South African life insurers paid 99.3% of all claims against fully underwritten individual life policies in 2020 to a value of R20.6 billion.
The 2020 death claims statistics for fully underwritten individual life policies, released this week by the Association for Savings and Investment South Africa (Asisa), show that life insurers received 32 072 claims, of which 31 853 were paid. Only 219 claims were declined because of dishonesty, fraud or contractual exclusions.
Why claims were declined
Hennie de Villiers, the deputy chairperson of Asisa’s Life and Risk Board Committee, said despite receiving a higher number of claims in 2020 due to the pandemic, the number of claims declined was lower than in the previous year before Covid-19.
In 2019, life insurers declined 243 claims compared to the 219 claims declined in 2020.
He said most claims were rejected by life insurers because of non-disclosure of material information.
De Villiers said it is critically important for consumers to understand the potentially devastating financial consequences for their families of not honestly disclosing important information, such as any lifestyle or health-related detail that could materially affect the terms of the policy.
“If you are not sure whether information could be considered as material by the life insurer, rather disclose it,” he said.

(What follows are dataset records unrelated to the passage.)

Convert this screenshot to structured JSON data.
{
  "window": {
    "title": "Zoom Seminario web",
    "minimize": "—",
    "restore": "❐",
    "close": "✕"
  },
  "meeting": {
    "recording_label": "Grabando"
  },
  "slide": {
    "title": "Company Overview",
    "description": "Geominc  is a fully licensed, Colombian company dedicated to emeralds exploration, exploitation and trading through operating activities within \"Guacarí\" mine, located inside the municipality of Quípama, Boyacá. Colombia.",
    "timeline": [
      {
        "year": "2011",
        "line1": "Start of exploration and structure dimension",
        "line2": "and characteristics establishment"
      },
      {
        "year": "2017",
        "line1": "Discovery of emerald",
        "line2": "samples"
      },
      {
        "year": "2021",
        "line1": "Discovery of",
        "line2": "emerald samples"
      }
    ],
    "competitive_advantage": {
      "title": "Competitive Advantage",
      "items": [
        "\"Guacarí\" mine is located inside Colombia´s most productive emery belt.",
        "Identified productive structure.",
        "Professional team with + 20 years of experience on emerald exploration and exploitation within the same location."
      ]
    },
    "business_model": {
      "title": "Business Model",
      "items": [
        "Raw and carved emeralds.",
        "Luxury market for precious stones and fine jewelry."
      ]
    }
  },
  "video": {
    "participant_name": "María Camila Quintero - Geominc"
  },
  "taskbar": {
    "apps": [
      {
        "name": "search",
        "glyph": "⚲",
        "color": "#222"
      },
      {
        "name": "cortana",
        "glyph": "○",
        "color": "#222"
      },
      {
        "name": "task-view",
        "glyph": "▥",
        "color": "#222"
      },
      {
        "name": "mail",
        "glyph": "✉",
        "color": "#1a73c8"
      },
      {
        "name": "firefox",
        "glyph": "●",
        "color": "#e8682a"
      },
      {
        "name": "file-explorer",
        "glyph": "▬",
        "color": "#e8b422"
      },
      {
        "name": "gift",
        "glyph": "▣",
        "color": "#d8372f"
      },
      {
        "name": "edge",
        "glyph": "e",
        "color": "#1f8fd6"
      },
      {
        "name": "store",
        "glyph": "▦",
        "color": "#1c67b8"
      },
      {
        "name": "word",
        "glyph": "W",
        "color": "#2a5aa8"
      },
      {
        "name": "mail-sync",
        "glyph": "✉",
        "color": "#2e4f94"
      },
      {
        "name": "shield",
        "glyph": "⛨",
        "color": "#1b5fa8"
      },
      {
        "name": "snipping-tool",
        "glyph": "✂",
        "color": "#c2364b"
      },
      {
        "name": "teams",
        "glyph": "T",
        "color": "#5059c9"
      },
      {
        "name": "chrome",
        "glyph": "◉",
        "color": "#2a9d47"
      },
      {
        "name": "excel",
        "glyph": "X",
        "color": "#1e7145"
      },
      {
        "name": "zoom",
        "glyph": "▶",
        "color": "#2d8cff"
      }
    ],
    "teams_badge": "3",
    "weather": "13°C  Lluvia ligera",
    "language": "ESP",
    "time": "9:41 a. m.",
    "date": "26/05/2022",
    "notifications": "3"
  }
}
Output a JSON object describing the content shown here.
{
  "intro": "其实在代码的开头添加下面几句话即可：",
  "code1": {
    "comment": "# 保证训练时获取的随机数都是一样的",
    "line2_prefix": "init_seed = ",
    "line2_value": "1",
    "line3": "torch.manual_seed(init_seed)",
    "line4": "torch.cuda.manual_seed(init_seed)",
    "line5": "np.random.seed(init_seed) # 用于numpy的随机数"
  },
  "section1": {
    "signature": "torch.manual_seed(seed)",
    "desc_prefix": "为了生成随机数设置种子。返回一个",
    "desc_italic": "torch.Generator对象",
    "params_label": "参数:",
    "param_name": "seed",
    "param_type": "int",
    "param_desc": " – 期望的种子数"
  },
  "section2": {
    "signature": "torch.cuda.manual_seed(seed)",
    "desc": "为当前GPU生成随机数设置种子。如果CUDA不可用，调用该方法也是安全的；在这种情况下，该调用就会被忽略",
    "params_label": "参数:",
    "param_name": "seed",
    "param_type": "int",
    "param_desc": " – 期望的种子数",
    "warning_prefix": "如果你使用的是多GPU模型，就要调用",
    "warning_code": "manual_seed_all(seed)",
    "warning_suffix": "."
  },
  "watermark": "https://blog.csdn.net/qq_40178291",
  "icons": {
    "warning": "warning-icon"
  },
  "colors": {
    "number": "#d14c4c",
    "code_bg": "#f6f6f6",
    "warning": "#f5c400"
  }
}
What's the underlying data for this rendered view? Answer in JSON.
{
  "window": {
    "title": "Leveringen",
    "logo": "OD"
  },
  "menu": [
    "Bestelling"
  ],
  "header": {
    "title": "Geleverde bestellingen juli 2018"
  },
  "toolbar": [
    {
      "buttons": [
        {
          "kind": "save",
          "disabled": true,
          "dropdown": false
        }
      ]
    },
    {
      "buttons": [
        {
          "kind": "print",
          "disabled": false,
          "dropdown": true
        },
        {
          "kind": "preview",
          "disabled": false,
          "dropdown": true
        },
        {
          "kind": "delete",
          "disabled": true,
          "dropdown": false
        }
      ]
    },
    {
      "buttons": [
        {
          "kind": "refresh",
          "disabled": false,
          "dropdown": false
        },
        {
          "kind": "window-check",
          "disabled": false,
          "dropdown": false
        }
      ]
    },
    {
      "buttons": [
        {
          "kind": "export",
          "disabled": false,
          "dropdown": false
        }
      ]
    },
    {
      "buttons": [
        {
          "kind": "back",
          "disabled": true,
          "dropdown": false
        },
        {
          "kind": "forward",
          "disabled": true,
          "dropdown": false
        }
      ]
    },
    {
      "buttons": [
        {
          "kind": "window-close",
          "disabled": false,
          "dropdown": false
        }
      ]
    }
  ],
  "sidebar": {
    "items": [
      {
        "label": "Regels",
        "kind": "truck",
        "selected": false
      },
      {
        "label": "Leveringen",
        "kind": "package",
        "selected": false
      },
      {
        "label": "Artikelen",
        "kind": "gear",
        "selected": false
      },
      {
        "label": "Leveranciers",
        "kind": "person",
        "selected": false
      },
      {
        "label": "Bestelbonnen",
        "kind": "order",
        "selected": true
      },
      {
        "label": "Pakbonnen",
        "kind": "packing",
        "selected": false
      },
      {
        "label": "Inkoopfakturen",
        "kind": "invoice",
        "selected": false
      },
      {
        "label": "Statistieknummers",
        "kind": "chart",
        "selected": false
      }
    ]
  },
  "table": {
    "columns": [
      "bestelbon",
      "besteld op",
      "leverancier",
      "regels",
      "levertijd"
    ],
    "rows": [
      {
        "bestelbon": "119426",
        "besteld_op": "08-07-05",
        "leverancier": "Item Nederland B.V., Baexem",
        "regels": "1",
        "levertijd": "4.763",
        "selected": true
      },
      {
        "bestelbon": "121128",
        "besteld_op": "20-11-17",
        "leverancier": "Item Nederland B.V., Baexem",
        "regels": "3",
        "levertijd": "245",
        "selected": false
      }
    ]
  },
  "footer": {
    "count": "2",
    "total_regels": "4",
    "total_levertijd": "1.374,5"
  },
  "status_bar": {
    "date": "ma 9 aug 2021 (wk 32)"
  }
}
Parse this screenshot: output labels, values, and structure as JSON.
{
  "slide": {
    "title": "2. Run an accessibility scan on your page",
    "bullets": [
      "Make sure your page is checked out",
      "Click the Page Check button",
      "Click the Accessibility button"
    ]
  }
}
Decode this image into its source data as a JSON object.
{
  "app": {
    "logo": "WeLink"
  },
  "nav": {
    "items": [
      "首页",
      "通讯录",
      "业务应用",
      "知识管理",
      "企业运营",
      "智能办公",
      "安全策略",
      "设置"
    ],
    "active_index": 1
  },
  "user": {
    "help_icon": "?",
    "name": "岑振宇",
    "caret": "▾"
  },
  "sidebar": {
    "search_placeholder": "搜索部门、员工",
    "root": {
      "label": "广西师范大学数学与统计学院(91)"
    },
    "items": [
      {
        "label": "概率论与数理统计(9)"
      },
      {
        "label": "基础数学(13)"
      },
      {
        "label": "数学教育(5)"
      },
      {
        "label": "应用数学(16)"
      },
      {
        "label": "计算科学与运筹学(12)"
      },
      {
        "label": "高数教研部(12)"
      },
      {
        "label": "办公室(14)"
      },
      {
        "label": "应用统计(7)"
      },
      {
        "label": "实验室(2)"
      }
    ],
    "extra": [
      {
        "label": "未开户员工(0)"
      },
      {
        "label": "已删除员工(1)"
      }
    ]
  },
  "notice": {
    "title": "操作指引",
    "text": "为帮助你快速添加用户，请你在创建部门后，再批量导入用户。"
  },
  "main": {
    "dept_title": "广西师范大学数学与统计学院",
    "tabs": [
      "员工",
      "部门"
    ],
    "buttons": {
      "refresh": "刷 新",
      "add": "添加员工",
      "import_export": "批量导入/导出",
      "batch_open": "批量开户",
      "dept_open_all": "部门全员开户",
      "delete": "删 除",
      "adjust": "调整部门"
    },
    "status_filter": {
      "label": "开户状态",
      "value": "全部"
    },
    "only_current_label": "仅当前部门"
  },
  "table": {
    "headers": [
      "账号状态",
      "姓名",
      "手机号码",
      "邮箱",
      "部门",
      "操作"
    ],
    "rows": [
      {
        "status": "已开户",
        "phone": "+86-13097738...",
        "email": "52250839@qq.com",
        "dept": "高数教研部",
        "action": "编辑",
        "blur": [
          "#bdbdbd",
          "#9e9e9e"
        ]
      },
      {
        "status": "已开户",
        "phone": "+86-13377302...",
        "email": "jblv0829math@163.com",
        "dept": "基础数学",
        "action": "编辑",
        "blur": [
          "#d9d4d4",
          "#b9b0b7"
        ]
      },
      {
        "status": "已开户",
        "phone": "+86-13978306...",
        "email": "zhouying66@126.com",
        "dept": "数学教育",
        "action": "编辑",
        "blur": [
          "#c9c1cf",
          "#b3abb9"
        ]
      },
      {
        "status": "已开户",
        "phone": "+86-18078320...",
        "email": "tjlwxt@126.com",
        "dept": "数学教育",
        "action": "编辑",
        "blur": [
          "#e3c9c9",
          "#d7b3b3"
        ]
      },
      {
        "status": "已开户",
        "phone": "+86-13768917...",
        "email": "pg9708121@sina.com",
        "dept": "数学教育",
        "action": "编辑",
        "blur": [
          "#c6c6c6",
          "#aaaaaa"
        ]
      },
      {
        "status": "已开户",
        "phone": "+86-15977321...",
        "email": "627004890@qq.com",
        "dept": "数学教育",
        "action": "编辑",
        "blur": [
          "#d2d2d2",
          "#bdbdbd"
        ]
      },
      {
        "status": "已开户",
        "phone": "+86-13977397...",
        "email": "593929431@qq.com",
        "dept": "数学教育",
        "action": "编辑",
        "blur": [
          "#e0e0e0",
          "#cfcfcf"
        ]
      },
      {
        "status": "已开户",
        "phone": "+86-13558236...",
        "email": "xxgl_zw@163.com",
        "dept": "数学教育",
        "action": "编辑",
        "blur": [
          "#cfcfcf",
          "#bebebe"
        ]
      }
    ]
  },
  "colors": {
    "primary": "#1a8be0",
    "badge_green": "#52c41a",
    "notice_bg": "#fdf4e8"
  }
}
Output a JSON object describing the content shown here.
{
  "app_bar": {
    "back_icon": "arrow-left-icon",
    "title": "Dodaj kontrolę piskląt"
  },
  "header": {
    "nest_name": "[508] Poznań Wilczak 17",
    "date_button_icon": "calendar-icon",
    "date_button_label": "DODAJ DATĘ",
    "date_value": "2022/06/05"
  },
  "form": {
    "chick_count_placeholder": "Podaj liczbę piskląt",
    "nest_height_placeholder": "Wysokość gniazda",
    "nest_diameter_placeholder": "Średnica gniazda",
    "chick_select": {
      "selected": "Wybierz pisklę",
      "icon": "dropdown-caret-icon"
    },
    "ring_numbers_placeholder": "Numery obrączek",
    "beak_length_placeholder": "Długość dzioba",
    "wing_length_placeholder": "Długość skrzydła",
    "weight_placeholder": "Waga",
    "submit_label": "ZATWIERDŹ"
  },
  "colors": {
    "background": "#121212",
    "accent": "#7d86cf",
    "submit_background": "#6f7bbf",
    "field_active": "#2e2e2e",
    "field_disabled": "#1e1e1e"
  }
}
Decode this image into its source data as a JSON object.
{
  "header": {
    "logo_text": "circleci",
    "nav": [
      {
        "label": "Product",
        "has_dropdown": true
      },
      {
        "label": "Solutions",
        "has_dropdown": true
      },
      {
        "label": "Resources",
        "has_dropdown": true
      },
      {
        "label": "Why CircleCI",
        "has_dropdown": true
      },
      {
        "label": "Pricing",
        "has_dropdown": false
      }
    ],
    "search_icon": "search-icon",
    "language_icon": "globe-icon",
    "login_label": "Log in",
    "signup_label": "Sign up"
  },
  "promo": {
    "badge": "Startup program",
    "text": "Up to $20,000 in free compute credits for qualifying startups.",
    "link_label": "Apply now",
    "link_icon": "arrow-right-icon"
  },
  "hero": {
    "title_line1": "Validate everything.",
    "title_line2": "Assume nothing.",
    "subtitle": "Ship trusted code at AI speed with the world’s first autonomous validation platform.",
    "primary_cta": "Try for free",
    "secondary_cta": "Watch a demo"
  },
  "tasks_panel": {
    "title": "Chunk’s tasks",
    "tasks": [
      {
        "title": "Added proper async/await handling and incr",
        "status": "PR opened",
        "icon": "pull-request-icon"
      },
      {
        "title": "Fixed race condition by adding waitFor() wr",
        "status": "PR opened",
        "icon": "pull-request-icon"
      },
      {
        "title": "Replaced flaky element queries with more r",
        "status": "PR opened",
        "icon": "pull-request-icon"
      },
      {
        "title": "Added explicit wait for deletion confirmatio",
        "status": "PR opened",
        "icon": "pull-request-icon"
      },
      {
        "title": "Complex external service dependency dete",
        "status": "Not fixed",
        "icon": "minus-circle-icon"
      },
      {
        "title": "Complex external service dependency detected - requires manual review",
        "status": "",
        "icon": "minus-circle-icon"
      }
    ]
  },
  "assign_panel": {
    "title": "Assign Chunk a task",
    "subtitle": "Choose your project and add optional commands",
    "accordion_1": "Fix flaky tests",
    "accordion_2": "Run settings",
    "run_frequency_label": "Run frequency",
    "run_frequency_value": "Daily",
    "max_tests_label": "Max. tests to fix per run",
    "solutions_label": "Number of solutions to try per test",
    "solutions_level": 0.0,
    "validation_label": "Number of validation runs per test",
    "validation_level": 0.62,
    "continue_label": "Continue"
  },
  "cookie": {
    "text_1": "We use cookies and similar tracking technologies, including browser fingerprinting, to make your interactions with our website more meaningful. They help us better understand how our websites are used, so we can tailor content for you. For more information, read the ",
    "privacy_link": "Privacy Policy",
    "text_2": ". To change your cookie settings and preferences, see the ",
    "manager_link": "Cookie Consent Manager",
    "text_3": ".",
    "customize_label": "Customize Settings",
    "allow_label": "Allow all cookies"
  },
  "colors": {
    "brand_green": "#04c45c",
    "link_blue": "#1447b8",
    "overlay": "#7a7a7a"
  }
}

“If you cannot remember the exact details of a medical event, disclose what you can remember together with the details of the relevant healthcare provider. The insurer can then obtain more detailed information if it is required.”
Dear Sir
What happens in the event of the deceased passing away due to Covid related illness – Hypoxia due to Covid and the insurer investigates rejects the claim due to material non disclosure?
Is there any recourse for the family as the death was not related for example to non disclosure of cancer or diabetes or mental illness?
Good day
The recourse for the family would be to take the matter to the Ombudsman for Long-term Insurance.